Like the time you think your dad told a hilarious story– but you can’t hear him on the video. Or the time young Sarah– or was it Matthew?– kept talking about “Santa Paws”. Hard to tell which, because whoever’s face is too dark to see. And let’s not even talk about the video you shot of the lights and place settings and decorations and presents and…um…hardly any people at all.
Shouldn’t your Holiday video bring back memories… of the Holiday? Of course it should. And from now on it will. Just follow these 10 tips for great holiday video:
1. Spare us the scenery: Holidays are about memories, and memories are about people. In ten years, nobody’s going to beg you to haul out “that great video—you know, the one with the fireplace and logs and stuff!” But the one where Eric got Gretchen that sexy underwear and she poured eggnog over his head? You’ll play that one a lot. By all means shoot the lovely place settings, the tree, the outside of the house decked with menorahs—but remember that unless they’re really unusual this year, they’re each good for a maximum of 5 seconds of screen time.
2. Don’t shoot until you see the whites of their eyes: If our memories are about people, people are about their faces. We don’t just talk with our faces, we show our complete personalities with what goes on in our eyes, our foreheads, those creases around our mouths. Remember the face, and you’ll remember the time. Another reason to focus on faces– your 4-year old daughter’s face will be completely different next year. And, sadly, so will yours.
3. Zoom with your feet. Don’t shoot from across the room . Zoom lenses make your picture shaky, and the more zoomed your lens is the less light it sees. Instead, turn off the zoom and walk closer. You’ll also get better sound—there’s no such thing as a zoom microphone.
4. Change your angle: We tend to hold the camera at chest height all the time so we can see the monitor screen. But that’s not always the best way to tell the story. Might you get a better view of the table full of relatives if you raise the camera over your head? What if you get on the floor with the kids when they open presents? Different angles make more interesting video.
5. Ask questions: And make them open-ended questions. Not “Do you like the tree?” (answer: “Yes, Mom” then silence) but “Susie– tell me about where the tree came from” or “Grandpa, what was Hanukah like when you were little?” Don’t forget the interviews!
6. Shoot first, yell later: Which story are you more likely to tell—the time you had a perfect Christmas and everyone was very nice and polite, or the time your son “helped” the cat climb the tree and the whole thing fell over? Misbehavior makes great video. Unless someone needs first aid, make sure your camera doesn’t stop rolling until it’s over.

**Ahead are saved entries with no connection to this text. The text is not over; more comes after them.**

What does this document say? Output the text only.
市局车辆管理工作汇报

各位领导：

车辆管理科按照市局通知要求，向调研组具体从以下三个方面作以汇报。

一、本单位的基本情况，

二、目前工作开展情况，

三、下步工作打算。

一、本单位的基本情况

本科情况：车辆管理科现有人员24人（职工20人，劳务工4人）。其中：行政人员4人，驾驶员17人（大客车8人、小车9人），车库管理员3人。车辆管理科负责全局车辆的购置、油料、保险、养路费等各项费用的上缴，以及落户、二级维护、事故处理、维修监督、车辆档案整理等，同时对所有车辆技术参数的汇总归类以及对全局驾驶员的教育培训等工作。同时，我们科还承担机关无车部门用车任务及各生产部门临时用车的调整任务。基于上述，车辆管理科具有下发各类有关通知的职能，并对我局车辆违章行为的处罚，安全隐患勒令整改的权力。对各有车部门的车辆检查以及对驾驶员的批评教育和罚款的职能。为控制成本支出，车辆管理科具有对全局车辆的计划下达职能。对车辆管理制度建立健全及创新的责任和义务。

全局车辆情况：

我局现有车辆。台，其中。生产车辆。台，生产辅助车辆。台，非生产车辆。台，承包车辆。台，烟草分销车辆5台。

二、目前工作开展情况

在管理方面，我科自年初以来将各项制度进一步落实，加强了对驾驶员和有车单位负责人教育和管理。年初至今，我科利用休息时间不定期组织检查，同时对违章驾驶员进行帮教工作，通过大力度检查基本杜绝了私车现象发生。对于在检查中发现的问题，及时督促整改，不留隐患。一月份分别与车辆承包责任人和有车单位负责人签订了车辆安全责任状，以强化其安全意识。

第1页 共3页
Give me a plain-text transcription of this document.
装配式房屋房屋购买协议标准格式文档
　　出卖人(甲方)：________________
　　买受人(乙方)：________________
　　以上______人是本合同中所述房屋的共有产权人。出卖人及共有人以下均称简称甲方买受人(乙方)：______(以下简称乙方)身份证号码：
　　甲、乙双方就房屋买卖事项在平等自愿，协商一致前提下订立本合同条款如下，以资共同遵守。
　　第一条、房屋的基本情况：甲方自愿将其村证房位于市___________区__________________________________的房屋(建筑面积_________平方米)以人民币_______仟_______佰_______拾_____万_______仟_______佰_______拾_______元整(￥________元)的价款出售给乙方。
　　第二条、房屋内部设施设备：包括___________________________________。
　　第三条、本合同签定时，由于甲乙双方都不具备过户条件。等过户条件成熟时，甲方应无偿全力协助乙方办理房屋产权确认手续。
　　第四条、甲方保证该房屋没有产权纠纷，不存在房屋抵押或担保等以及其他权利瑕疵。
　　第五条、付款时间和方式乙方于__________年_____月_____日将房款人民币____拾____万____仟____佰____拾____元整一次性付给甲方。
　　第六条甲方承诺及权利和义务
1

7. Represent your kids: Your three-year old can’t tell you what to shoot. But you’re a big part of his life—don’t forget to include yourself and your spouse in the video. Then every once in a while think about what you wish you had video of from your childhood, and shoot that. In 20 years your kids will be grateful for the memories you’ve preserved.
8. Careful of tricky holiday lighting. Candlelight, strings of colored lights, crackling flames—all very lovely, but frequently insufficient for shooting. It’s fine to try the romantic firelight shot, but if it looks dark in the monitor it won’t get magically less dark later. Turn on the overheads, pull over a floor lamp or open a window shade—whatever it takes for you to see a sharp, clear picture on your viewfinder
9. Use Ritual to your advantage: What are the things your family always does? Shoot at least a little of the annual trip to the tree farm, the out-of-control-latke party or family ice-skating debacle every year to make it easy to see how your family changes and grows over time.
10. Don’t try to hide the camera: Kids (and many adults) may be camera-shy, but they’ll be much worse if they think you’re trying to trick them into being filmed. Be obvious about shooting. Soon they’ll get bored with you and start acting natural.